Esta, precisamente, es mi pregunta que, además, no necesita respuesta, pues es tan obvia como evidente que no necesita de la tenue llama del candil a plena luz del sol.

Lo cierto es que este intercambio amoroso-sentimental-afectivo se cruza más entre las personas del débil sexo que entre los machos varones.

Esa es, hasta ahora, mi observación diaria y de calle. Pero. Pero, el panteísmo canino no tiene límites. Comprende todo el campo de acción desde el alba al ocaso del día. Desde la calle corriente y triste hasta el más lujoso salón del palacio «real». Tienen, los caninos, alimentos refinados en cualquier tienda o supermercado…

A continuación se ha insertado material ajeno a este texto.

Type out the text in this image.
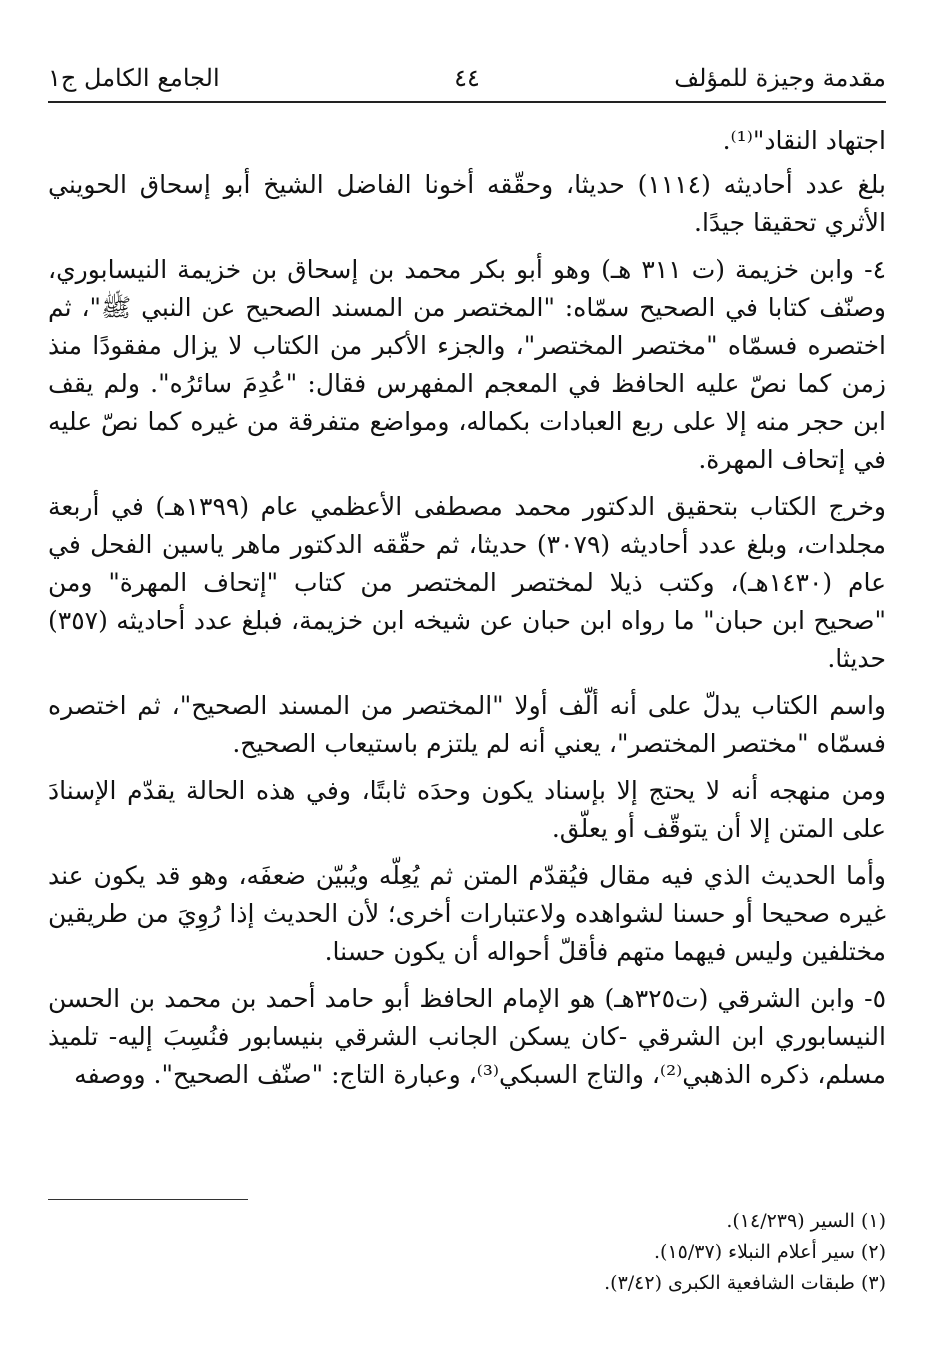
مقدمة وجيزة للمؤلف
٤٤
الجامع الكامل ج١

اجتهاد النقاد"⁽¹⁾.

بلغ عدد أحاديثه (١١١٤) حديثا، وحقّقه أخونا الفاضل الشيخ أبو إسحاق الحويني الأثري تحقيقا جيدًا.

٤- وابن خزيمة (ت ٣١١ هـ) وهو أبو بكر محمد بن إسحاق بن خزيمة النيسابوري، وصنّف كتابا في الصحيح سمّاه: "المختصر من المسند الصحيح عن النبي ﷺ"، ثم اختصره فسمّاه "مختصر المختصر"، والجزء الأكبر من الكتاب لا يزال مفقودًا منذ زمن كما نصّ عليه الحافظ في المعجم المفهرس فقال: "عُدِمَ سائرُه". ولم يقف ابن حجر منه إلا على ربع العبادات بكماله، ومواضع متفرقة من غيره كما نصّ عليه في إتحاف المهرة.

وخرج الكتاب بتحقيق الدكتور محمد مصطفى الأعظمي عام (١٣٩٩هـ) في أربعة مجلدات، وبلغ عدد أحاديثه (٣٠٧٩) حديثا، ثم حقّقه الدكتور ماهر ياسين الفحل في عام (١٤٣٠هـ)، وكتب ذيلا لمختصر المختصر من كتاب "إتحاف المهرة" ومن "صحيح ابن حبان" ما رواه ابن حبان عن شيخه ابن خزيمة، فبلغ عدد أحاديثه (٣٥٧) حديثا.

واسم الكتاب يدلّ على أنه ألّف أولا "المختصر من المسند الصحيح"، ثم اختصره فسمّاه "مختصر المختصر"، يعني أنه لم يلتزم باستيعاب الصحيح.

ومن منهجه أنه لا يحتج إلا بإسناد يكون وحدَه ثابتًا، وفي هذه الحالة يقدّم الإسنادَ على المتن إلا أن يتوقّف أو يعلّق.

وأما الحديث الذي فيه مقال فيُقدّم المتن ثم يُعِلّه ويُبيّن ضعفَه، وهو قد يكون عند غيره صحيحا أو حسنا لشواهده ولاعتبارات أخرى؛ لأن الحديث إذا رُوِيَ من طريقين مختلفين وليس فيهما متهم فأقلّ أحواله أن يكون حسنا.

٥- وابن الشرقي (ت٣٢٥هـ) هو الإمام الحافظ أبو حامد أحمد بن محمد بن الحسن النيسابوري ابن الشرقي -كان يسكن الجانب الشرقي بنيسابور فنُسِبَ إليه- تلميذ مسلم، ذكره الذهبي⁽²⁾، والتاج السبكي⁽³⁾، وعبارة التاج: "صنّف الصحيح". ووصفه

(١) السير (١٤/٢٣٩).

(٢) سير أعلام النبلاء (١٥/٣٧).

(٣) طبقات الشافعية الكبرى (٣/٤٢).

Ropas de punto, de lana, algodón o transparentes. Se hacen o les hacen la manicura  como a cualquier persona adulta. Disponen de médico, clínicas veterinarias. Masaje…Tal vez, haya una laguna «nauseabunda» en este panteísmo canino: la evasión de impuestos. Viven, sus dueños, en permanentes paraísos fiscales al no tributar por ellos a la Hacienda pública.

Y, además, aunque recojan sus «cacas», dejan que sus pis se peguen en árboles y esquinas y, no hay servicio municipal alguno ni diligencia oportuna de sus dueños para evitar dichos perfumes que se evaden de los inspectores de hacienda climatológicos: hielos, lluvias, nieves.

No todo, pues, es belleza y decoro en este mundo propiedad privada de este panteísmo canino.

Besos en labios, apretujones de senos, caricias que a los seres humanos niegan… esta es la ley del embudo del panteísmo canino que a mí no me ofende; pero que da «asco».